The ultimate guide to rage-bait a Durham student

Use at your own risk


Durham: simultaneously one of the hardest universities to get into, and one of the easiest to rage-bait. Turns out, Durham students are protective of their student culture, and pretty sensitive. Maybe it’s the fault of living in the Durham bubble that we’ve all become snowflakes. Or maybe, we just give people a lot of material that makes for prime rage-bait. But if you’re looking for some topics to upset any of us, here is your definitive guide.

‘So, Oxford or Cambridge?’

Ah, the uni full of Oxbridge rejects. This one is obvious. It is THE go-to Durham Uni stereotype since almost half of us applied to one or the other. It unites us as a university community, like shared trauma. When we talk to people from other unis, they just don’t understand our pain, making this the ultimate Durham student rage-bait.

So next time somebody uses this one on you remind them that Durham overtook Oxford as The Times’ University of the year.

‘Klute? Isn’t that the worst nightclub in Europe?’

This one is more tame because, for most Klute-goers, this is more of a claim to fame than a rage-bait.
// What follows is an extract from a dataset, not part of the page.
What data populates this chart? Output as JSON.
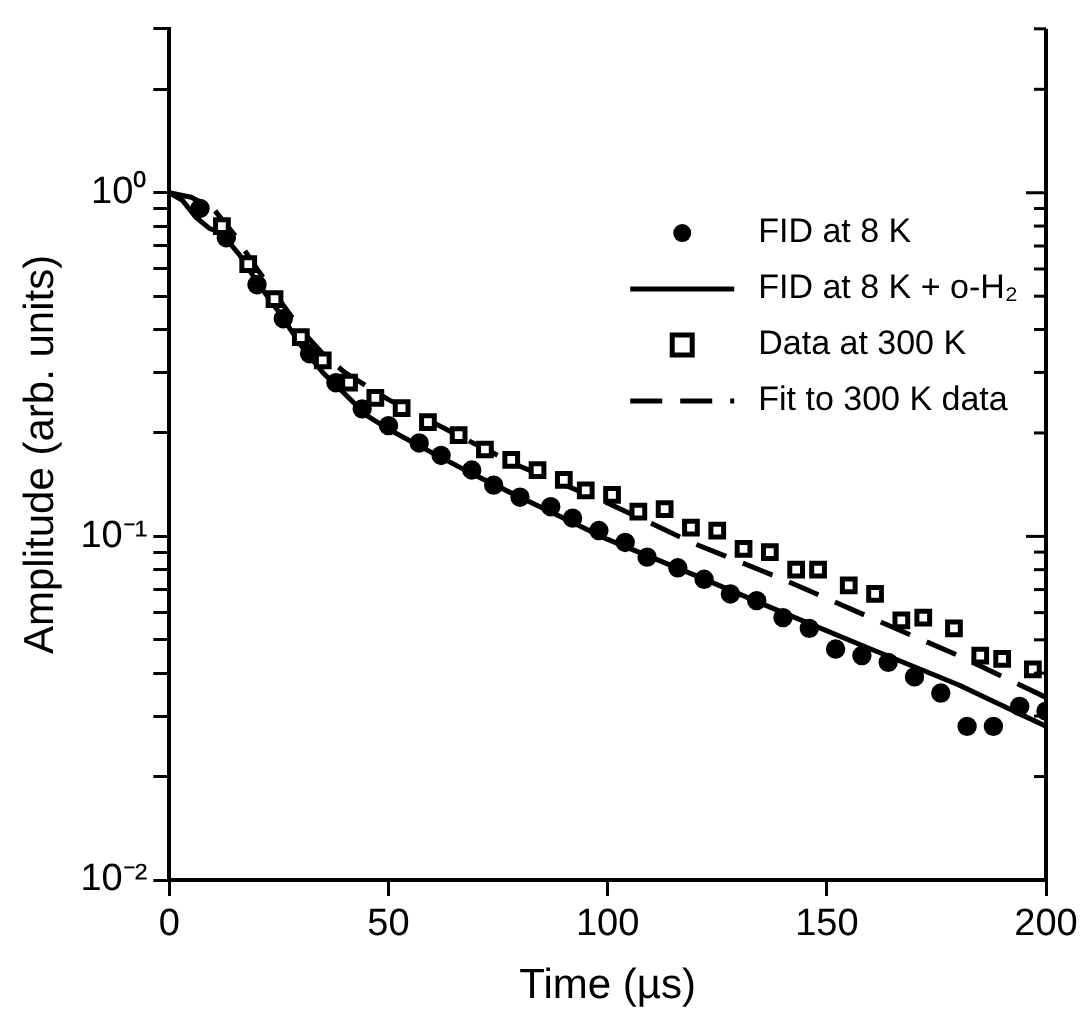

It’s unlikely that any Durham student chose the city for its superior nightlife. The Durham clubbing experience is best enjoyed with a hint of self-awareness – it’s not an objectively good night-out, it’s a Durham night-out. Nevertheless, Klute regulars are a loyal bunch. Admonish their holy land at your peril.

‘You got a first? Pretty sure they hand those out in Durham.’

If you’ve kept up with Durham news, you might know that Durham Uni hands out more first-class degrees than most other Russel Group universities. This unfortunately is prime rage-bait for all the other universities who wish they were us. This one admittedly is probably the most effective way to get under a Durham student’s skin. Tell a uni student they didn’t earn their first after they slaved in the Billy B for hours writing their dissertation and you deserve the consequences.

‘Durham as in Durham, North Carolina?’

In the UK, everyone knows about Durham Uni. Abroad though, not as much. We rank well globally, true. But the Durham name doesn’t really compete with the fame of Oxford, Cambridge, Yale, Harvard etc. So, when Durham students go on their obligatory gap year or Euro summer, they are at risk of meeting someone who hasn’t heard of Durham (shock, horror).

Sometimes even Google Maps chooses not to acknowledge Durham’s existence in the UK. Embarrassing.

‘You look like you went to Hatfield’

Even if you’re from Hatfield, this one should sting. Each college has their stereotype – deserved or otherwise – but Hatfield’s image is the most widely known. We should all collectively blame Hatfield students for giving Durham Uni a reputation for only accepting ultra-posh, privately educated southerners. If somebody says, “You look like you’re from Hatfield”, that roughly translates to “You look like you enjoy shooting and skiing, and like your parents paid up-front for your tuition fees”. Which, for many, is rage-bait.

‘So, you’re posh?’

This one is pretty much the same as being called a Hatfielder, but just more to the point. It’s even worse though because, while not all of us are Hatfielders (thank God), a big majority are a bit posh. So, you can’t really counter it very effectively. Whether it’s your southern accent, or the fact you once went clubbing in a black-tie, you can’t escape the allegations.

‘X is the best college’

Some people got their first-choice college, others (like me) didn’t. Either way, most college students have some loyalty to their college (unless you’re in Hild Bede and haven’t visited college since they moved it to North Road). So, if you’re about to insult someone’s college, beware. Feel like calling someone from Grey college “grey by nature”? Be ready for a physical fight. Want to make fun of Trevs’ weird hexagonal design?… Fair enough, that’s a very valid take.

Making fun of Hatfield though is totally different, it’s weird if you don’t make fun of Hatfield.

‘I’m basically northern, I’m from North London’

This one is insulting to both true Northerners, and to people from North London. The North/South divide in Durham is pretty stark, so drawing lines across the country anywhere becomes tricky business no matter where you put it. Calling a northern student “southern” might get you evicted from the Northeast though; and calling a southern student “northern” might get you uninvited from their yacht trip.